Back to white cardstock, I cut rectangles smaller still – 3.75 x 3. If you are running short of cardstock, these could be a bit shorter, as you are going to lop off the bottom anyway.

I wanted to cut a curved bottom, so hunted around the craft room for the right tool. I found it in one of my old coluzzle templates. I used one side of the curved vine. This could be cut free hand, or there is probably a die out there that would do it for you. I used this to cut the bottom of all of the white rectangles (3.75 x 3)

Once I had the papers all ready, I used ColorBox evergreen pigment ink to stamp the tree so that it is sitting on the top of the “hill”. I then used embossing powder to emboss the tree.
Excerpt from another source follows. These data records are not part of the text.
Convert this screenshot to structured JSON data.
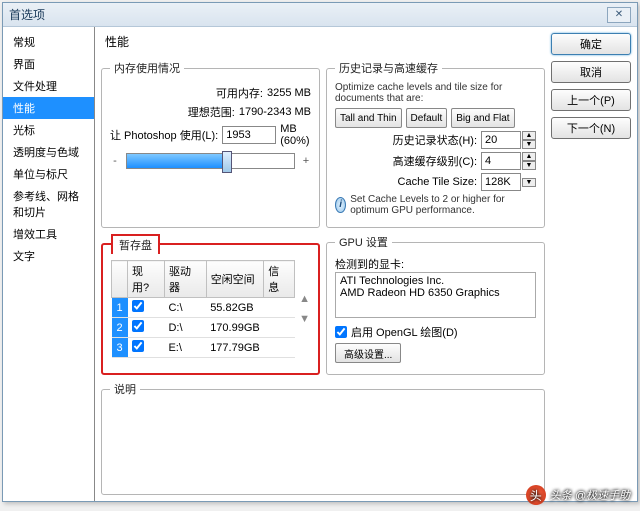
{
  "window": {
    "title": "首选项",
    "close": "✕",
    "min": "—"
  },
  "sidebar": {
    "items": [
      {
        "label": "常规"
      },
      {
        "label": "界面"
      },
      {
        "label": "文件处理"
      },
      {
        "label": "性能"
      },
      {
        "label": "光标"
      },
      {
        "label": "透明度与色域"
      },
      {
        "label": "单位与标尺"
      },
      {
        "label": "参考线、网格和切片"
      },
      {
        "label": "增效工具"
      },
      {
        "label": "文字"
      }
    ],
    "selected_index": 3
  },
  "heading": "性能",
  "memory": {
    "legend": "内存使用情况",
    "avail_label": "可用内存:",
    "avail_value": "3255 MB",
    "ideal_label": "理想范围:",
    "ideal_value": "1790-2343 MB",
    "ps_label": "让 Photoshop 使用(L):",
    "ps_value": "1953",
    "ps_unit": "MB (60%)",
    "minus": "-",
    "plus": "+"
  },
  "history": {
    "legend": "历史记录与高速缓存",
    "desc": "Optimize cache levels and tile size for documents that are:",
    "btn_tall": "Tall and Thin",
    "btn_default": "Default",
    "btn_big": "Big and Flat",
    "states_label": "历史记录状态(H):",
    "states_value": "20",
    "levels_label": "高速缓存级别(C):",
    "levels_value": "4",
    "tile_label": "Cache Tile Size:",
    "tile_value": "128K",
    "hint": "Set Cache Levels to 2 or higher for optimum GPU performance."
  },
  "scratch": {
    "legend": "暂存盘",
    "col_active": "现用?",
    "col_drive": "驱动器",
    "col_free": "空闲空间",
    "col_info": "信息",
    "rows": [
      {
        "n": "1",
        "active": true,
        "drive": "C:\\",
        "free": "55.82GB",
        "info": ""
      },
      {
        "n": "2",
        "active": true,
        "drive": "D:\\",
        "free": "170.99GB",
        "info": ""
      },
      {
        "n": "3",
        "active": true,
        "drive": "E:\\",
        "free": "177.79GB",
        "info": ""
      }
    ]
  },
  "gpu": {
    "legend": "GPU 设置",
    "detected_label": "检测到的显卡:",
    "line1": "ATI Technologies Inc.",
    "line2": "AMD Radeon HD 6350 Graphics",
    "enable_label": "启用 OpenGL 绘图(D)",
    "enable_checked": true,
    "adv_btn": "高级设置..."
  },
  "desc_panel": {
    "legend": "说明"
  },
  "buttons": {
    "ok": "确定",
    "cancel": "取消",
    "prev": "上一个(P)",
    "next": "下一个(N)"
  },
  "watermark": {
    "text": "头条 @极速手助"
  }
}
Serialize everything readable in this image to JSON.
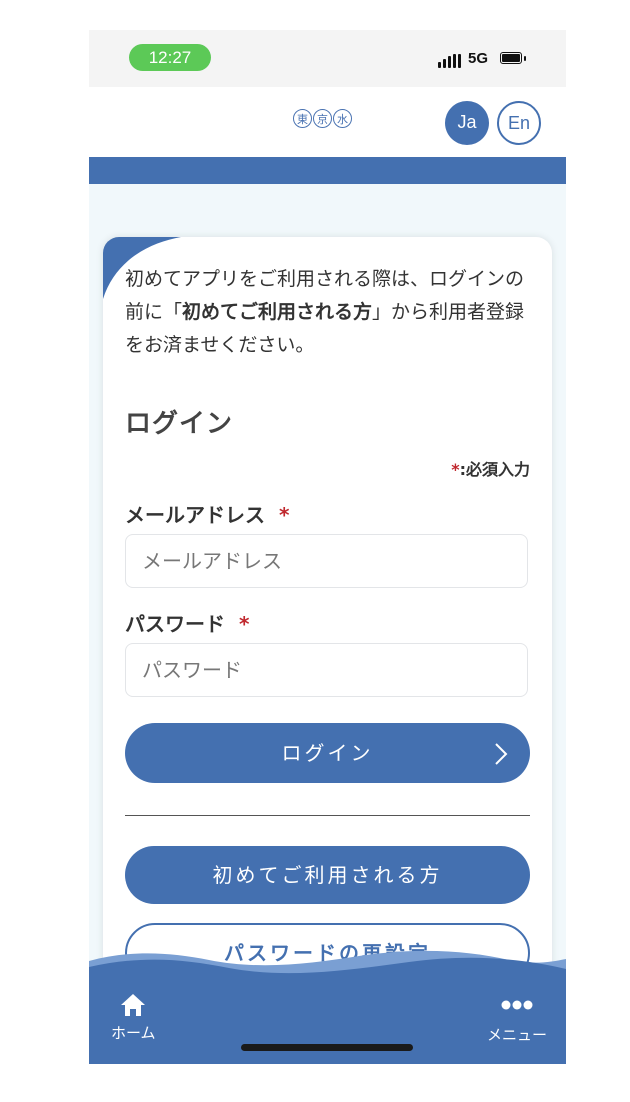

Stamp is soft pine 294c from Stampscapes inc and the embossing powder is Topiary by Personal Stamp Exchange (it’s old, if you can’t find it, mix a dark green with a little gold for the same effect.)
stamped and embossed tree

I mounted the stamped piece on a green rectangle, lining up the top and two sides to show 1/8th inch green border. This will leave a larger green bottom section.

tree and background

Once the card is assembled, it is time to play with glitter. I drew a bead of glue along the join of the stamped piece and the green piece, and put a bit of highlight on the tree, then covered it all with sparkly (is there any other kind?) white glitter. finished card

All that is left to do is put your hallmark on the reverse side and send it off. I like this card because it fits in a standard invitation sized envelope, no special mailing packaging necessary, no extra postage.back side

One recipient told me it is the best card yet. How will I live up to that?